Coronavirus in Murcia: Kritische Situation mit fast 1.000 Neuinfektionen mit dem Coronavirus

Erst vor zwei Wochen wurden in der Region die nächtliche Ausgangssperre, die in ganz Spanien gilt, eingeführt sowie alle 45 Gemeinden abgeriegelt. Doch die Maßnahmen haben offensichtlich nicht schnell genug Wirkung gezeigt.  „Die Situation ist kritisch nach einem der schwärzesten Wochenenden seit Ausbruch der Pandemie“, erklärte der Sprecher des Komitees zur Corona-Bekämpfung Jaime Pérez.

Beim Stand vom 4. November wurden an einem Tag wieder fast 1.000 Neuinfektionen mit dem Coronavirus und zwölf Todesfälle wegen Covid-19 gemeldet. Insgesamt starben bisher 362 Patienten seit Ausbruch der Pandemie. Die Zahlen steigen und steigen und haben längst die Höchstwerte der ersten Welle und die Prognosen übertroffen. Die Rate liegt inzwischen bei 670 Infektionsfällen pro 100.000 Einwohner.

Coronavirus in Murcia: Harter Schlag für die Gastronomie-Branche – Betreiber gegen auf die Straße

Für die Bar- und Restaurantbetreiber bedeutet die Maßnahme einen harten Schlag. Spontan bildeten sich in Murcia und Cartagena Proteste. Der Präsident des Verbands der Bar- und Restaurantbetreiber in Cartagena Hostecar, Juan José López, schätzt, dass die Maßnahme für 50 bis 70 Prozent der Geschäfte in Cartagena das Aus bedeuten könnte. Die Branche stehe mit dem Rücken zur Wand. Wenn die Leute nicht mehr ausgehen könnten, würden sie sich zu Hause treffen, wo die Gefahr sich zu infizieren viel größer sei, so López.

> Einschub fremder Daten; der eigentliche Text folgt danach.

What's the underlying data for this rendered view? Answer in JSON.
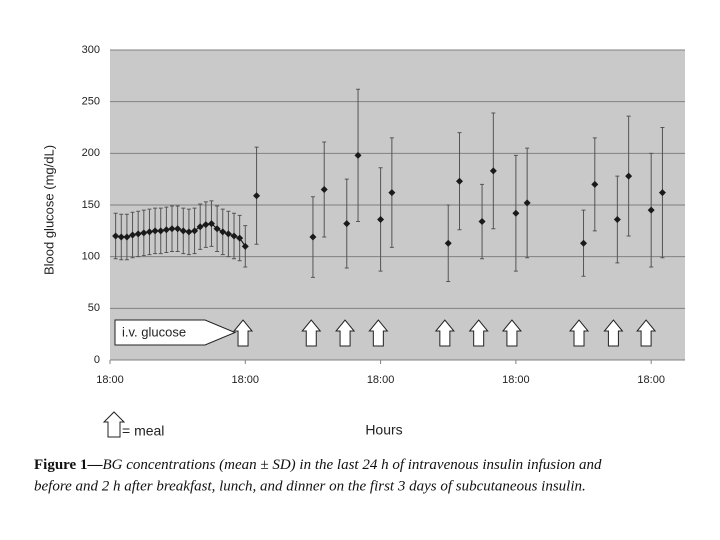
{
  "chart_data": {
    "type": "errorbar",
    "ylabel": "Blood glucose (mg/dL)",
    "xlabel": "Hours",
    "ylim": [
      0,
      300
    ],
    "yticks": [
      0,
      50,
      100,
      150,
      200,
      250,
      300
    ],
    "xlim": [
      0,
      102
    ],
    "xticks": [
      {
        "value": 0,
        "label": "18:00"
      },
      {
        "value": 24,
        "label": "18:00"
      },
      {
        "value": 48,
        "label": "18:00"
      },
      {
        "value": 72,
        "label": "18:00"
      },
      {
        "value": 96,
        "label": "18:00"
      }
    ],
    "grid": true,
    "series": [
      {
        "color": "#1a1a1a",
        "line": true,
        "x": [
          1,
          2,
          3,
          4,
          5,
          6,
          7,
          8,
          9,
          10,
          11,
          12,
          13,
          14,
          15,
          16,
          17,
          18,
          19,
          20,
          21,
          22,
          23,
          24
        ],
        "values": [
          120,
          119,
          119,
          121,
          122,
          123,
          124,
          125,
          125,
          126,
          127,
          127,
          125,
          124,
          125,
          129,
          131,
          132,
          127,
          124,
          122,
          120,
          118,
          110
        ],
        "errors": [
          22,
          22,
          22,
          22,
          22,
          22,
          22,
          22,
          22,
          22,
          22,
          22,
          22,
          22,
          22,
          22,
          22,
          22,
          22,
          22,
          22,
          22,
          22,
          20
        ]
      },
      {
        "color": "#1a1a1a",
        "line": false,
        "x": [
          26,
          36,
          38,
          42,
          44,
          48,
          50,
          60,
          62,
          66,
          68,
          72,
          74,
          84,
          86,
          90,
          92,
          96,
          98
        ],
        "values": [
          159,
          119,
          165,
          132,
          198,
          136,
          162,
          113,
          173,
          134,
          183,
          142,
          152,
          113,
          170,
          136,
          178,
          145,
          162
        ],
        "errors": [
          47,
          39,
          46,
          43,
          64,
          50,
          53,
          37,
          47,
          36,
          56,
          56,
          53,
          32,
          45,
          42,
          58,
          55,
          63
        ]
      }
    ],
    "meal_times": [
      23.6,
      35.7,
      41.7,
      47.6,
      59.4,
      65.4,
      71.3,
      83.2,
      89.3,
      95.1
    ],
    "annotation": "i.v. glucose",
    "meal_legend": "= meal"
  },
  "caption": {
    "label": "Figure 1—",
    "lines": [
      "BG concentrations (mean ± SD) in the last 24 h of intravenous insulin infusion and",
      "before and 2 h after breakfast, lunch, and dinner on the first 3 days of subcutaneous insulin."
    ]
  }
}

Die Branche sieht sich zu unrecht bestraft. Ihr Argument: Laut Gesundheitsministerium in Madrid würden Ansteckungen mit dem Coronavirus in Bars und Restaurants gerade einmal drei Prozent ausmachen.  Der Covid-Komitee-Sprecher Pérez widerspricht. Gastronomie und private Treffen und Feiern seien für 25 Prozent der Ansteckungen verantwortlich, sagte er und führte als Beispiel Gemeinden wie Lorca und Totana an, die wegen hoher Infektionsraten für mehrere Wochen in die Phase 1 des Deeskalationsplan zurückgestuft worden waren, der die Schließung von Bars und Restaurants einschließt. Nach einer Woche Phase 1 seien die Ansteckungen um acht Prozent gesunken, während sie in der gleichen Zeit in den restlichen Gemeinden um 14 Prozent gestiegen seien.

Dass die Einkaufszentren geöffnet bleiben dürfen, begründete Pérez mit dem Tragen der Maske. In Bars und Restaurants würden die Menschen den Schutz abnehmen, im Einkaufszentrum dagegen nicht.